4 Replies Latest reply on Oct 14, 2015 7:54 PM by nibal

    svm between multiple gpu




        We are considering to buy more AMD Radeon cards and i have a question about shared memory, but couldn't found any article about OpenCL 2.0 shared virtual memory, and multiple GPU combination.   

        What happens if I create a svm buffer and i want it to use across multiple GPU-s?

        Will be this buffer accessible between multiple GPU-s simultaneously? What will determine the maximum size of the buffer? Host memory, memory of one of the devices, or the memory they have combined?

        I read some articles about saying that in OpenCL 1.2 if I use a context containing multiple GPU-s, they can reach each other's data in the kernels. So if the kernel running on the first device modifies the buffer, the second device instantly sees the modification. Which is important to us is that if we have a common buffer, and the first device calculates randomly some data in the buffer, and the second gpu does this too with the same kernel, after they are done, but before the next kernel call, they should have the same current data in a buffer, it doesnt matter if its really in each GPU-s memory, or they accessing each other memory through PCI. What will determine the maximum global memory size in this case? Will it work on Radeon cards, or its just FirePro feature?



        • Re: svm between multiple gpu

          I can answer you only about the second part.

          In ocl 1.2, you don't have shared common buffers.

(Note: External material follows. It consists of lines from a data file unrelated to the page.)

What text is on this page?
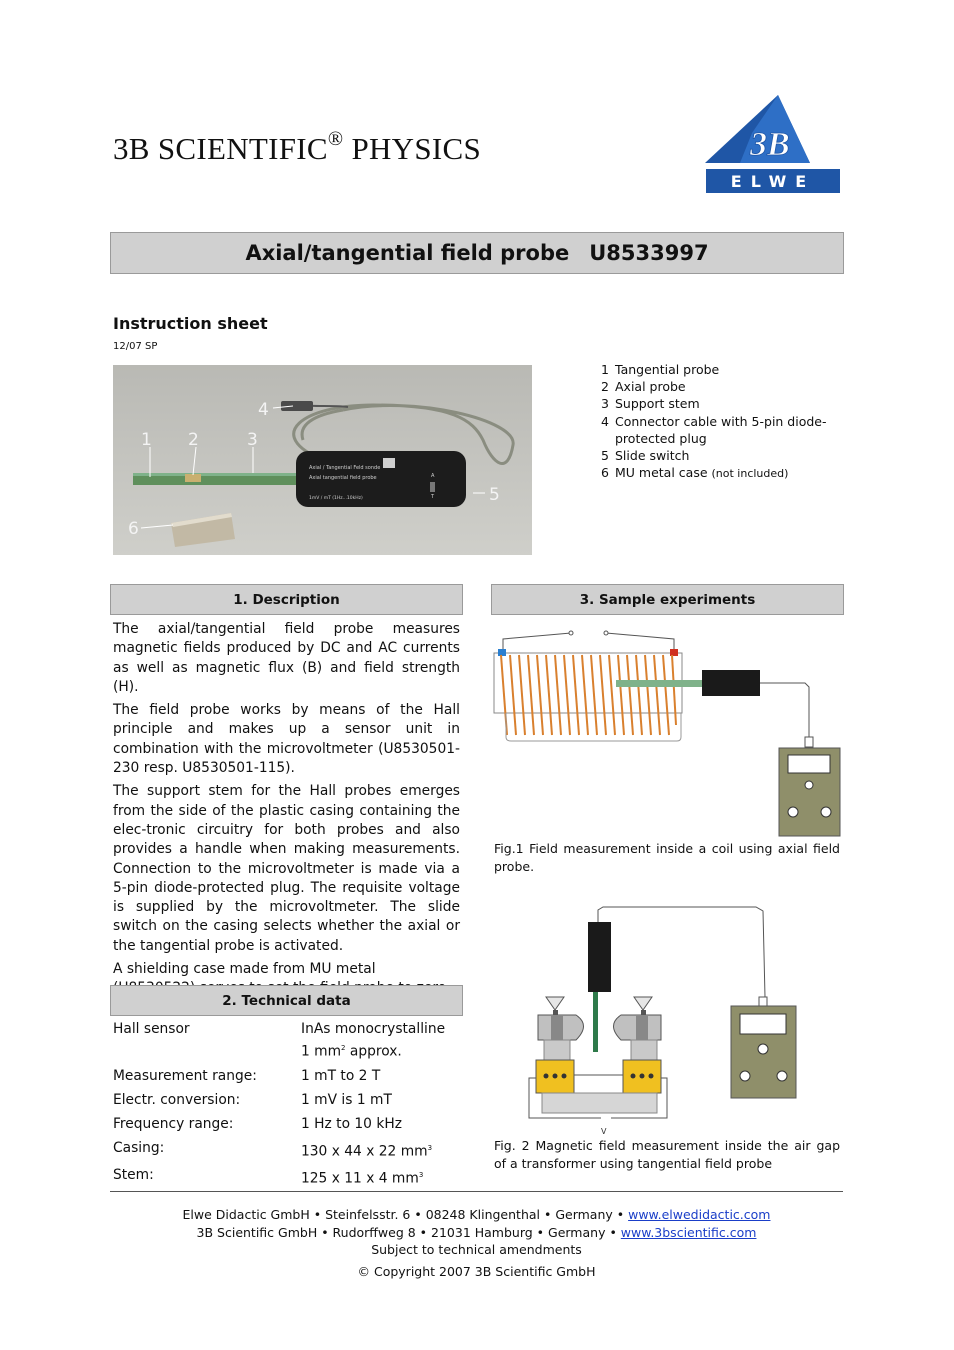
3B SCIENTIFIC® PHYSICS	3B
ELWE
Axial/tangential field probe U8533997
Instruction sheet
12/07 SP
Axial / Tangential Feld sonde
Axial tangential field probe
1mV / mT (1Hz...10kHz)
A
T
1 2	3
4
5
6
1 Tangential probe
2 Axial probe
3 Support stem
4 Connector cable with 5-pin diode-protected plug
5 Slide switch
6 MU metal case (not included)
1. Description

The axial/tangential field probe measures magnetic fields produced by DC and AC currents as well as magnetic flux (B) and field strength (H).

The field probe works by means of the Hall principle and makes up a sensor unit in combination with the microvoltmeter (U8530501-230 resp. U8530501-115).

The support stem for the Hall probes emerges from the side of the plastic casing containing the elec-tronic circuitry for both probes and also provides a handle when making measurements. Connection to the microvoltmeter is made via a 5-pin diode-protected plug. The requisite voltage is supplied by the microvoltmeter. The slide switch on the casing selects whether the axial or the tangential probe is activated.

A shielding case made from MU metal

2. Technical data
Hall sensor	InAs monocrystalline
1 $mm^2$ approx.
Measurement range:	1 mT to 2 T
Electr. conversion:	1 mV is 1 mT
Frequency range:	1 Hz to 10 kHz
Casing:	130 x 44 x 22 $mm^3$
Stem:	125 x 11 x 4 $mm^3$
3. Sample experiments
A
T
Fig.1 Field measurement inside a coil using axial field probe.
V
Fig. 2 Magnetic field measurement inside the air gap of a transformer using tangential field probe
Elwe Didactic GmbH • Steinfelsstr. 6 • 08248 Klingenthal • Germany • www.elwedidactic.com
3B Scientific GmbH • Rudorffweg 8 • 21031 Hamburg • Germany • www.3bscientific.com
Subject to technical amendments
© Copyright 2007 3B Scientific GmbH
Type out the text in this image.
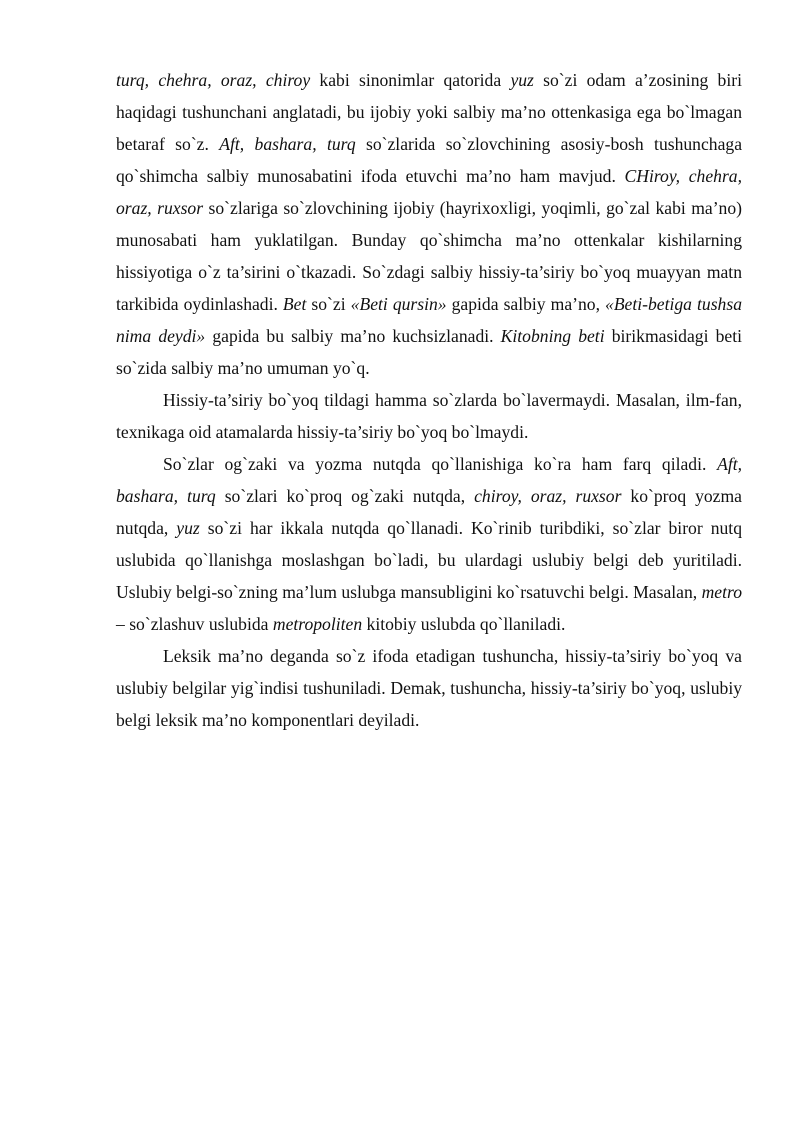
turq, chehra, oraz, chiroy kabi sinonimlar qatorida yuz so`zi odam a’zosining biri haqidagi tushunchani anglatadi, bu ijobiy yoki salbiy ma’no ottenkasiga ega bo`lmagan betaraf so`z. Aft, bashara, turq so`zlarida so`zlovchining asosiy-bosh tushunchaga qo`shimcha salbiy munosabatini ifoda etuvchi ma’no ham mavjud. CHiroy, chehra, oraz, ruxsor so`zlariga so`zlovchining ijobiy (hayrixoxligi, yoqimli, go`zal kabi ma’no) munosabati ham yuklatilgan. Bunday qo`shimcha ma’no ottenkalar kishilarning hissiyotiga o`z ta’sirini o`tkazadi. So`zdagi salbiy hissiy-ta’siriy bo`yoq muayyan matn tarkibida oydinlashadi. Bet so`zi «Beti qursin» gapida salbiy ma’no, «Beti-betiga tushsa nima deydi» gapida bu salbiy ma’no kuchsizlanadi. Kitobning beti birikmasidagi beti so`zida salbiy ma’no umuman yo`q.

Hissiy-ta’siriy bo`yoq tildagi hamma so`zlarda bo`lavermaydi. Masalan, ilm-fan, texnikaga oid atamalarda hissiy-ta’siriy bo`yoq bo`lmaydi.

So`zlar og`zaki va yozma nutqda qo`llanishiga ko`ra ham farq qiladi. Aft, bashara, turq so`zlari ko`proq og`zaki nutqda, chiroy, oraz, ruxsor ko`proq yozma nutqda, yuz so`zi har ikkala nutqda qo`llanadi. Ko`rinib turibdiki, so`zlar biror nutq uslubida qo`llanishga moslashgan bo`ladi, bu ulardagi uslubiy belgi deb yuritiladi. Uslubiy belgi-so`zning ma’lum uslubga mansubligini ko`rsatuvchi belgi. Masalan, metro – so`zlashuv uslubida metropoliten kitobiy uslubda qo`llaniladi.

Leksik ma’no deganda so`z ifoda etadigan tushuncha, hissiy-ta’siriy bo`yoq va uslubiy belgilar yig`indisi tushuniladi. Demak, tushuncha, hissiy-ta’siriy bo`yoq, uslubiy belgi leksik ma’no komponentlari deyiladi.
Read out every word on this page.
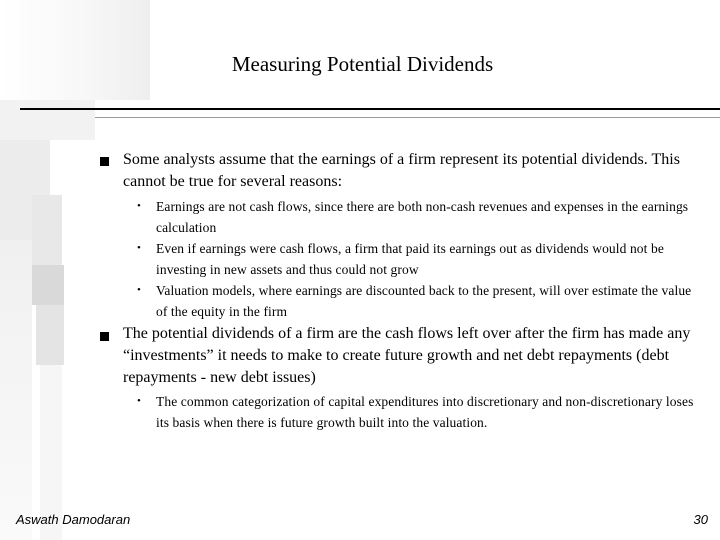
Measuring Potential Dividends

Some analysts assume that the earnings of a firm represent its potential dividends. This cannot be true for several reasons:

• Earnings are not cash flows, since there are both non-cash revenues and expenses in the earnings calculation

• Even if earnings were cash flows, a firm that paid its earnings out as dividends would not be investing in new assets and thus could not grow

• Valuation models, where earnings are discounted back to the present, will over estimate the value of the equity in the firm

The potential dividends of a firm are the cash flows left over after the firm has made any “investments” it needs to make to create future growth and net debt repayments (debt repayments - new debt issues)

• The common categorization of capital expenditures into discretionary and non-discretionary loses its basis when there is future growth built into the valuation.

Aswath Damodaran	30
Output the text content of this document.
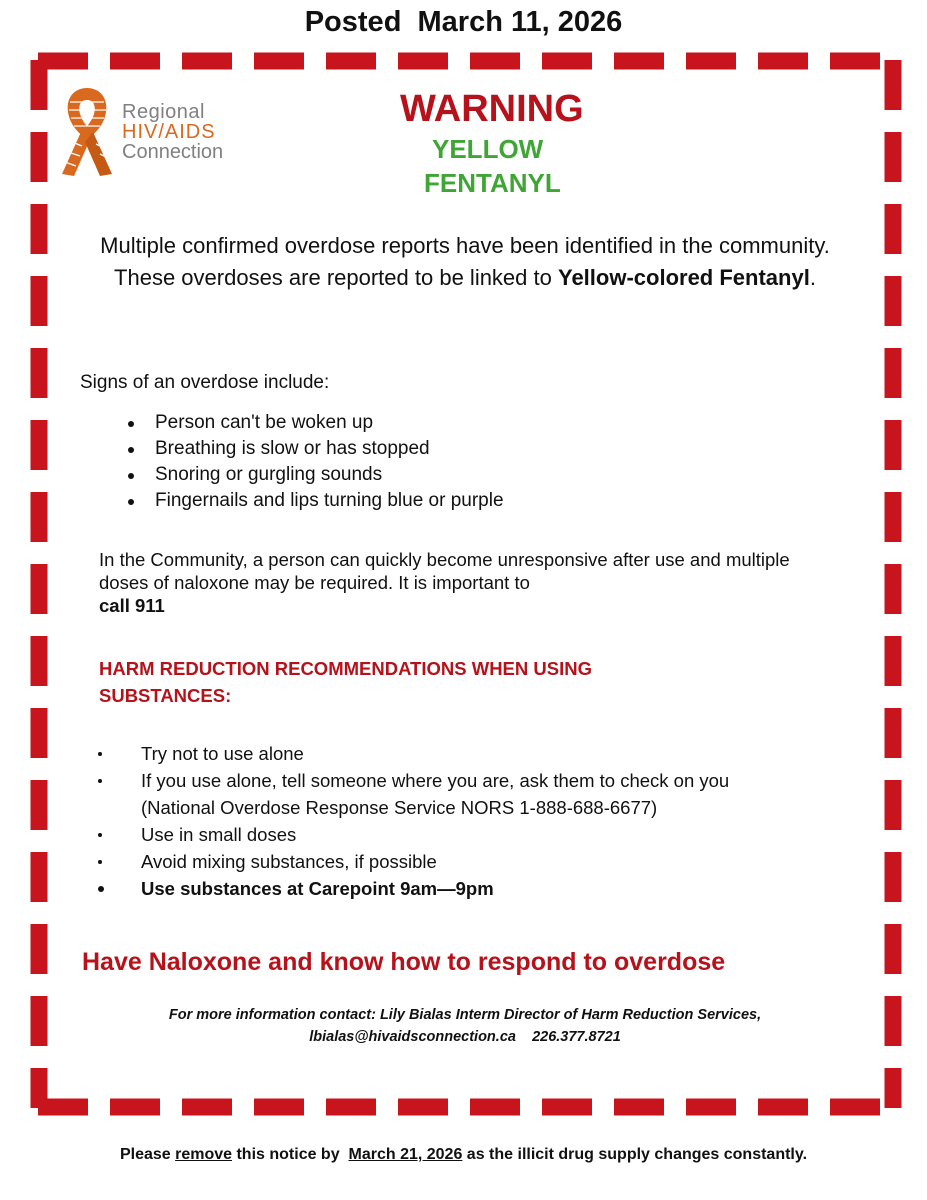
Posted  March 11, 2026
Regional
HIV/AIDS
Connection
WARNING
YELLOW
FENTANYL
Multiple confirmed overdose reports have been identified in the community. These overdoses are reported to be linked to Yellow-colored Fentanyl.
Signs of an overdose include:
Person can't be woken up
Breathing is slow or has stopped
Snoring or gurgling sounds
Fingernails and lips turning blue or purple
In the Community, a person can quickly become unresponsive after use and multiple doses of naloxone may be required. It is important to
call 911
HARM REDUCTION RECOMMENDATIONS WHEN USING SUBSTANCES:
Try not to use alone
If you use alone, tell someone where you are, ask them to check on you
(National Overdose Response Service NORS 1-888-688-6677)
Use in small doses
Avoid mixing substances, if possible
Use substances at Carepoint 9am—9pm
Have Naloxone and know how to respond to overdose
For more information contact: Lily Bialas Interm Director of Harm Reduction Services,
lbialas@hivaidsconnection.ca    226.377.8721
Please remove this notice by  March 21, 2026 as the illicit drug supply changes constantly.
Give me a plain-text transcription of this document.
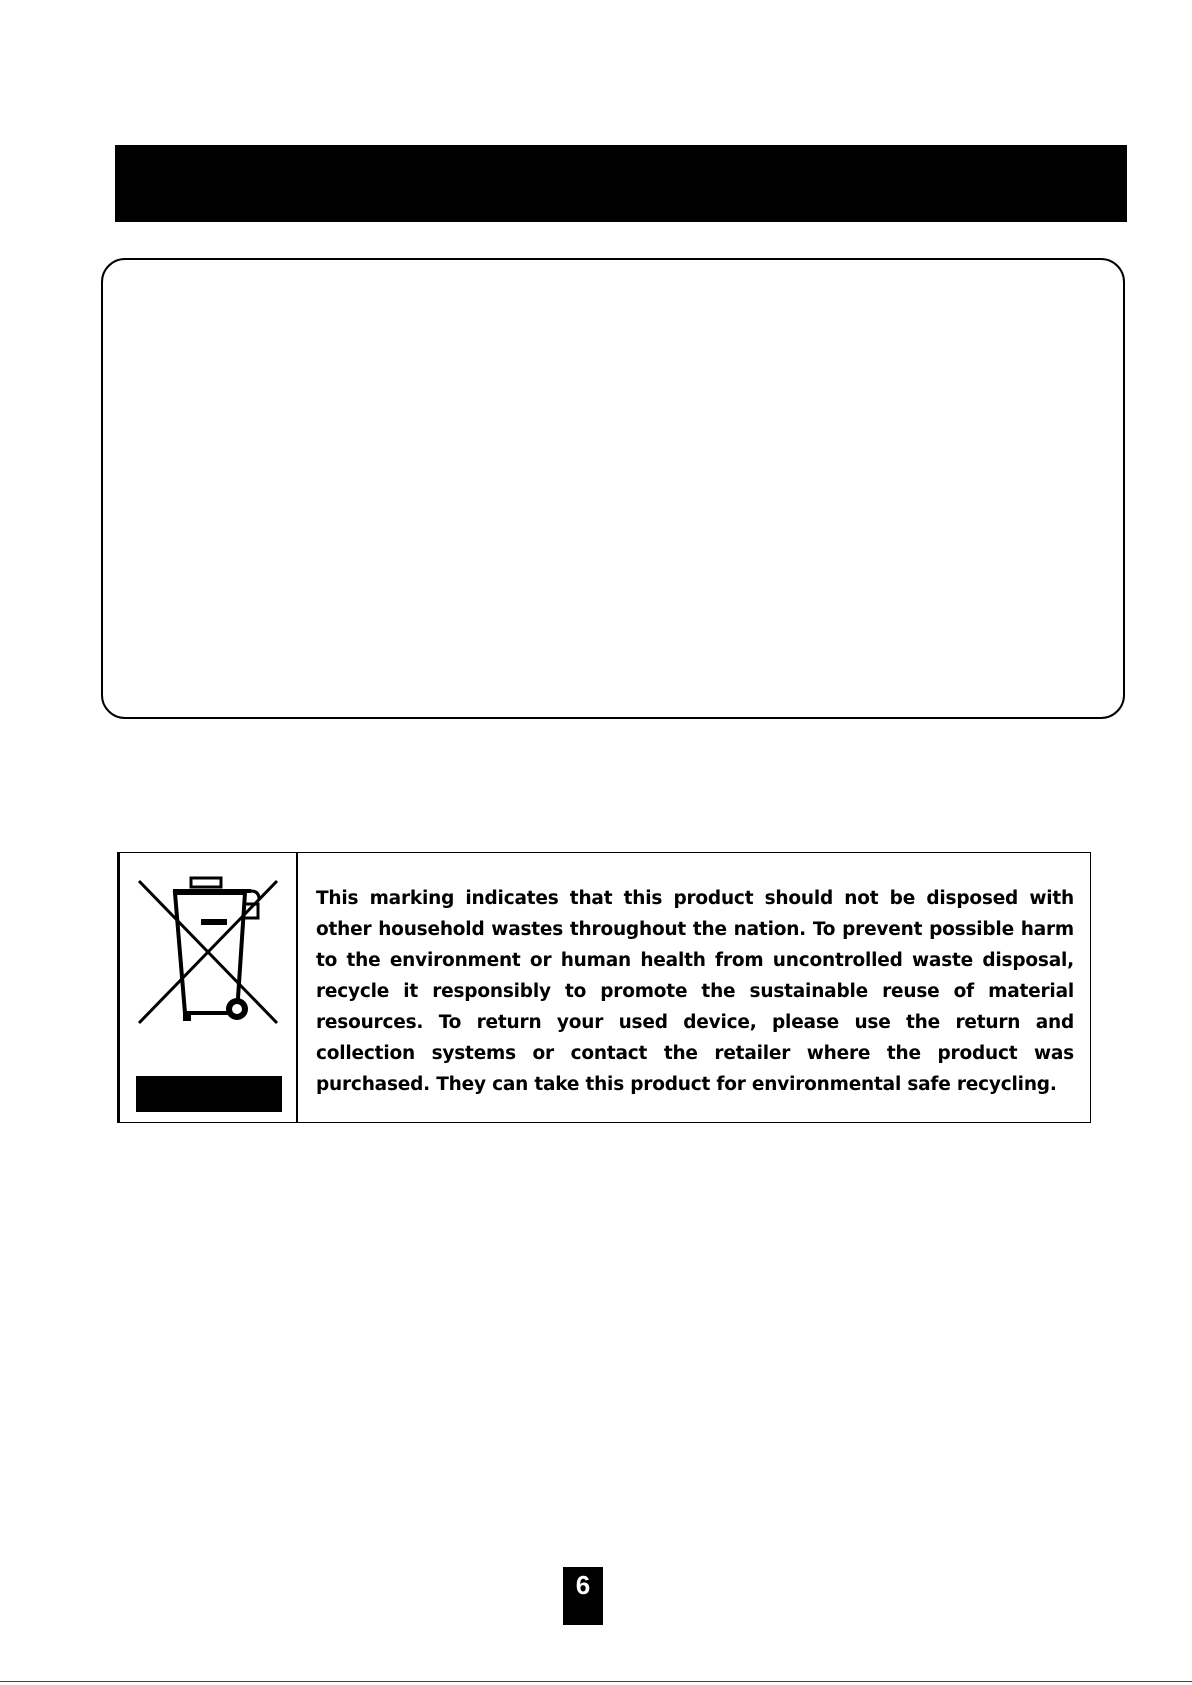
This marking indicates that this product should not be disposed with other household wastes throughout the nation. To prevent possible harm to the environment or human health from uncontrolled waste disposal, recycle it responsibly to promote the sustainable reuse of material resources. To return your used device, please use the return and collection systems or contact the retailer where the product was purchased. They can take this product for environmental safe recycling.

6
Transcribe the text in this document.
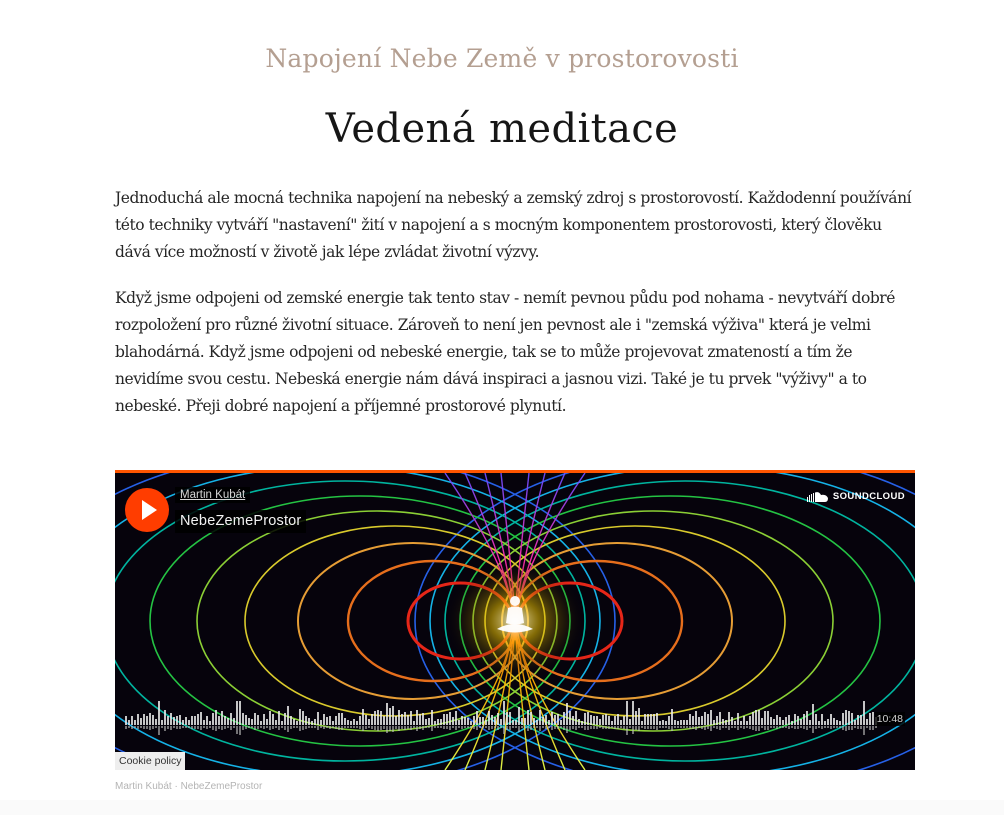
Napojení Nebe Země v prostorovosti
Vedená meditace

Jednoduchá ale mocná technika napojení na nebeský a zemský zdroj s prostorovostí. Každodenní používání této techniky vytváří "nastavení" žití v napojení a s mocným komponentem prostorovosti, který člověku dává více možností v životě jak lépe zvládat životní výzvy.

Když jsme odpojeni od zemské energie tak tento stav - nemít pevnou půdu pod nohama - nevytváří dobré rozpoložení pro různé životní situace. Zároveň to není jen pevnost ale i "zemská výživa" která je velmi blahodárná. Když jsme odpojeni od nebeské energie, tak se to může projevovat zmateností a tím že nevidíme svou cestu. Nebeská energie nám dává inspiraci a jasnou vizi. Také je tu prvek "výživy" a to nebeské. Přeji dobré napojení a příjemné prostorové plynutí.

Martin Kubát
NebeZemeProstor
SOUNDCLOUD
10:48
Cookie policy
Martin Kubát · NebeZemeProstor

You need to explicitly call clEnqueueCopyBuffer between these 2 devices. There will be transfer across the PCI bus, but not across the host. clEnqueueCopyBuffer works only with devices in the same context.



            • Re: svm between multiple gpu

              Thank you for the answer.


              Unfortunately that means, it cannot be done via OpenCL 1.2, because its not possible to share random data between devices(fast).


              AMD SVN article says the following:


              "OpenCL 2.0 removes this limitation: the host and OpenCL devices can share the same virtual address range, so you no longer need to copy buffers between devices. In other words, no keeping track of buffers and explicitly copying them across devices! Just use shared pointers."


              But i fear they only mean one cpu and one gpu, then its misleading a little, unfortunately i cant test it myself.

                • Re: svm between multiple gpu


                  Actually, you can get most of your answers from OpenCL spec. only. Each vendor may implement it different ways but all of them follow the spec., though there may be some limitations at certain point.


                  As per clSVMAlloc :

                  "Allocates a shared virtual memory (SVM) buffer that can be shared by the host and all devices in an OpenCL context that support shared virtual memory. "


                  It fails to allocates memory when size parameter is 0 or greater than CL_DEVICE_MAX_MEM_ALLOC_SIZE value for any device in context.


                  Before using the SVM to share data among multiple devices, please read the section "5.6.1 SVM sharing granularity: coarse- and fine- grained sharing" from OpenCL 2.0 spec. It is very important to understand the granularity (or level of memory consistency) and synchronization points (or visibility of the updates) of the SVM objects. Hope you'll get a clear idea from that section.

                  If you've any further doubt/question, please share with us. We'll try our best to answer them.



                  Note: You may also refer  SVM related FAQs from here http://amd-dev.wpengine.netdna-cdn.com/wordpress/media/2013/12/AMD_APP_SDK_FAQ2.pdf



                  • Re: svm between multiple gpu

                    > Unfortunately that means, it cannot be done via OpenCL 1.2, because its not possible to share random data between devices(fast).


                    That's not necessarily true. clEnqueueCopyBuffer is fast, and the same transfer occurs over PCI for both devices. So, in the svm case, you get slower writes to the shared memory and you have to worry about synchronization. Overall time should be roughly the same.


                    However, if you want a common buffer, svm is the way to go.